Richard Hardy made the remarks as he appeared before MPs at Westminster’s Scottish affairs select committee, but not before a thinly veiled attack on Sir Jim Ratcliffe, anti-trade union owner of Ineos, whose joint venture with PetroChina, PetroIneos, owns the Grangemouth site.
He referred to a £600 million loan guarantee given to Ineos by the last Tory government to build a new facility in Antwerp, still in place despite plans to close Grangemouth with the loss of 400 jobs on site and more than 2,500 in the wider supply chain.
Mr Hardy told MPs: “There needs to be, in our view, conditionality around the provision of public funds to people, particularly very rich people living in tax havens who own football teams, who take public money and spend it on divesting jobs in communities that are very precarious.”
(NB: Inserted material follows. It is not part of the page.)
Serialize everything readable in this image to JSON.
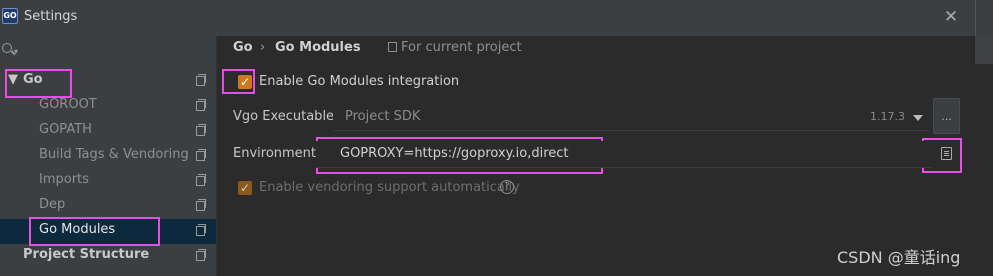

He told MPs that the handling of the situation at Grangemouth would now stand as a “a shining example of how not to do anything,” adding: “The key lesson from how we do change in the future is not to do it like it has been done at Grangemouth.
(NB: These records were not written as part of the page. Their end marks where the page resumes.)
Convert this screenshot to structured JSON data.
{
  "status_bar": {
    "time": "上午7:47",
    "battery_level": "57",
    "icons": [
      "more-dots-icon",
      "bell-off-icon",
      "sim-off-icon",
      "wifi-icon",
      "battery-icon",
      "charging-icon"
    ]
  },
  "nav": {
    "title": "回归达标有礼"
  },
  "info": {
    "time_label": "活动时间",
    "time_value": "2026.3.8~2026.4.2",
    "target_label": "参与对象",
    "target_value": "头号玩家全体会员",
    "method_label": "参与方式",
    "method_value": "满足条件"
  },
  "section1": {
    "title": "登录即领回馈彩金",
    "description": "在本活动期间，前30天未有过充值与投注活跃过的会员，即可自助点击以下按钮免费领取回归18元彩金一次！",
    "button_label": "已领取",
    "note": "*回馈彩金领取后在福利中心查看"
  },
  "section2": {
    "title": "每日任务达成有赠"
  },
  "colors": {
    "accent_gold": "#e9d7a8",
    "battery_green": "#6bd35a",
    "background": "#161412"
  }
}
“I think it is fair to reflect that lots of promises have been made by various people in various different roles, none of which seem to have come about.”
He argued that a better job had been done with the closure of Scotland’s last coal-fired power station at Longannet, Fife, in 2016, where Scottish Power had put a “five to eight-year closure programme” in place.
This meant “of the 350 people who worked at Longannet, everybody that wanted to remain economically active remained economically active,” he said.
Returning to Grangemouth, he said it had been “a litmus test for just transition — it didn’t do particularly well, I’m afraid.”
He warned: “I lived through the coal mining closures of the 1980s and ’90s in Yorkshire.
“That felt very much like it was done to us and leaves a legacy of hurt.”
A spokesperson for Petroineos said: “The impact of the transition to an import terminal on refinery staff is a key consideration for Petroineos and, following a full consultation, we have outlined a significant redundancy package worth over £30 million.”